New York: Library of America, 1985, c1905.
You know how it is when you finally read a classic, being dragged to it with the expectation that it will be a dry, "good for you" read, and you end up loving it, not being able to put it down, and being overcome with sobs at the end? No? Well, that was me and The House of Mirth. It really wasn't at all mirthful.
I expected to despise Lily Bart and her rich New York world. And while I did find Lily herself a bit annoying, and many of the side characters, especially the men, really irritating chumps, I was won over by the texture and the depth of the storytelling.
Not much summarizing needed for this classic: Lily Bart is a New York socialite who is closing in on 30. Her beauty and charm is fading, and she needs to make an advantageous marriage soon, before it's too late. She has her sights on Percy Gryce, and is likely to hook him, too -- but her indecision once again arises and he slips through her fingers.

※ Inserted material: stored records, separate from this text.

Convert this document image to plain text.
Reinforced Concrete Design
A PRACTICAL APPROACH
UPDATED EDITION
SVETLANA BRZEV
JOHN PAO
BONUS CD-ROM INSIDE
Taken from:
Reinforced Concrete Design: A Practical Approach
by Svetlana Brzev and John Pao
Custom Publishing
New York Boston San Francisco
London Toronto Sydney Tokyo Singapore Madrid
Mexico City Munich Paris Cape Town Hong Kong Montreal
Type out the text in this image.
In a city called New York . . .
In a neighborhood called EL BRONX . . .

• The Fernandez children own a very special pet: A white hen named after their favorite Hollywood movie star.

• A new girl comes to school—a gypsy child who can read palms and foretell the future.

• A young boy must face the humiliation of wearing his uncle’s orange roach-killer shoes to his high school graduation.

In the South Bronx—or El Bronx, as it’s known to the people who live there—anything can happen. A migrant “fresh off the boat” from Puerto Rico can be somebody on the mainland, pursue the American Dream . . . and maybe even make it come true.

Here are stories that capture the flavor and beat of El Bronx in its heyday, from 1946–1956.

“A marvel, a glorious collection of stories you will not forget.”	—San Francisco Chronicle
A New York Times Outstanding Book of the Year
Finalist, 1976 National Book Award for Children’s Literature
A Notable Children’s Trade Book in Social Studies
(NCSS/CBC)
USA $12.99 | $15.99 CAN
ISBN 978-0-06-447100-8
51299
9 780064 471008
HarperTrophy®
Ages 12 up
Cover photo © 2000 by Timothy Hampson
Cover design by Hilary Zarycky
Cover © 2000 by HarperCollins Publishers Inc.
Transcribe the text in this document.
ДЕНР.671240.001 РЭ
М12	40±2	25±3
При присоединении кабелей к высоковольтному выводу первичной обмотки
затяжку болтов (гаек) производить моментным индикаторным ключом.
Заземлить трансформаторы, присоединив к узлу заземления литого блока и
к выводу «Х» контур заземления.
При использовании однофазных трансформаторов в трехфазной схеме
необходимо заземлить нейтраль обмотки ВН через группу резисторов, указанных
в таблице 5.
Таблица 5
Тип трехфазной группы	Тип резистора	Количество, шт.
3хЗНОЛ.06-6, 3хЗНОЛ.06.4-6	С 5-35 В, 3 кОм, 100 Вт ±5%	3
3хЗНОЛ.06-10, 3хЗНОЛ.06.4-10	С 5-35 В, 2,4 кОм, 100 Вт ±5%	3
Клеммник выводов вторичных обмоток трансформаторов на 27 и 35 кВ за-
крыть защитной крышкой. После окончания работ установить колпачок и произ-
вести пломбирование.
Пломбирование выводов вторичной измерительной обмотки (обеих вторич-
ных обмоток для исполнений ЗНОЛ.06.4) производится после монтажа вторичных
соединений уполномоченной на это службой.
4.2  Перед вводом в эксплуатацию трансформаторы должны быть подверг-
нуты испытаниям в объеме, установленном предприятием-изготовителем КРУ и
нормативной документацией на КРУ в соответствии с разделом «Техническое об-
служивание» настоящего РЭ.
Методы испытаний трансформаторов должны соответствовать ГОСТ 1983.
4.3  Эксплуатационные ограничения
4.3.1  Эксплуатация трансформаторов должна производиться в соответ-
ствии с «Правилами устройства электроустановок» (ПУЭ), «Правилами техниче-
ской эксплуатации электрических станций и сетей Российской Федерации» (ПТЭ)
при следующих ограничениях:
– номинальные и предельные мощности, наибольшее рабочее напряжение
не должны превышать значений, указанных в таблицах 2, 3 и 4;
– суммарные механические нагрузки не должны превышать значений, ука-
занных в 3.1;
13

Part of this may be attributed to the fact that Lily is pulled between her high society lifestyle and her secret, deeper self which is more introspective and more interested in a non-wealthy acquaintance, journalist Laurence Selden. He doesn't step up, though, and Lily begins to spiral down the ladder of social significance, slowly, step by step. From being sought after and a queen of society, her dependence on men and need for income leads her to being a companion, then a secretary to the demi-monde, then a milliner and then to no work at all. From the heights to the depths. In Lily's journey to the bottom she comes to a realization:
Lily had an odd sense of being behind the social tapestry, on the side where the threads were knotted and the loose ends hung.
But all along Wharton skewers the expectations placed specifically on women in this setting. As Lily says to Selden:
Your coat's a little shabby, but who cares? It doesn't keep people from asking you to dine. If I were shabby no one would have me: a woman is asked out as much for her clothes as for herself. The clothes are the background, the frame, if you like: they don't make success, but they are a part of it. Who wants a dingy woman? We are expected to be pretty and well-dressed till we drop -- and if we can't keep it up alone, we have to go into partnership.
Lily notes the small niceties of society that make it next to impossible for a woman to be herself, or to truly befriend another woman unless, like Selden's socially conscious cousin Gerty, that woman has given up on 'society' completely. It's quite shocking to realize that this book, written in 1905, is still relevant in many ways to our world today. It's beautifully written and even though I knew what was coming, the final pages still brought me to tears. The frustration of a woman's life is unbearable to me even in fiction.
This is a strong and fresh read that still feels relevant, and which is written beautifully. Full of thoughtful characters caught up in tangled social situations that they can't seem to see their way clear of, it is compelling and frustrating and irritating and powerful. I'm glad I finally read it, for pleasure and not as a classroom assignment; it was worth the wait.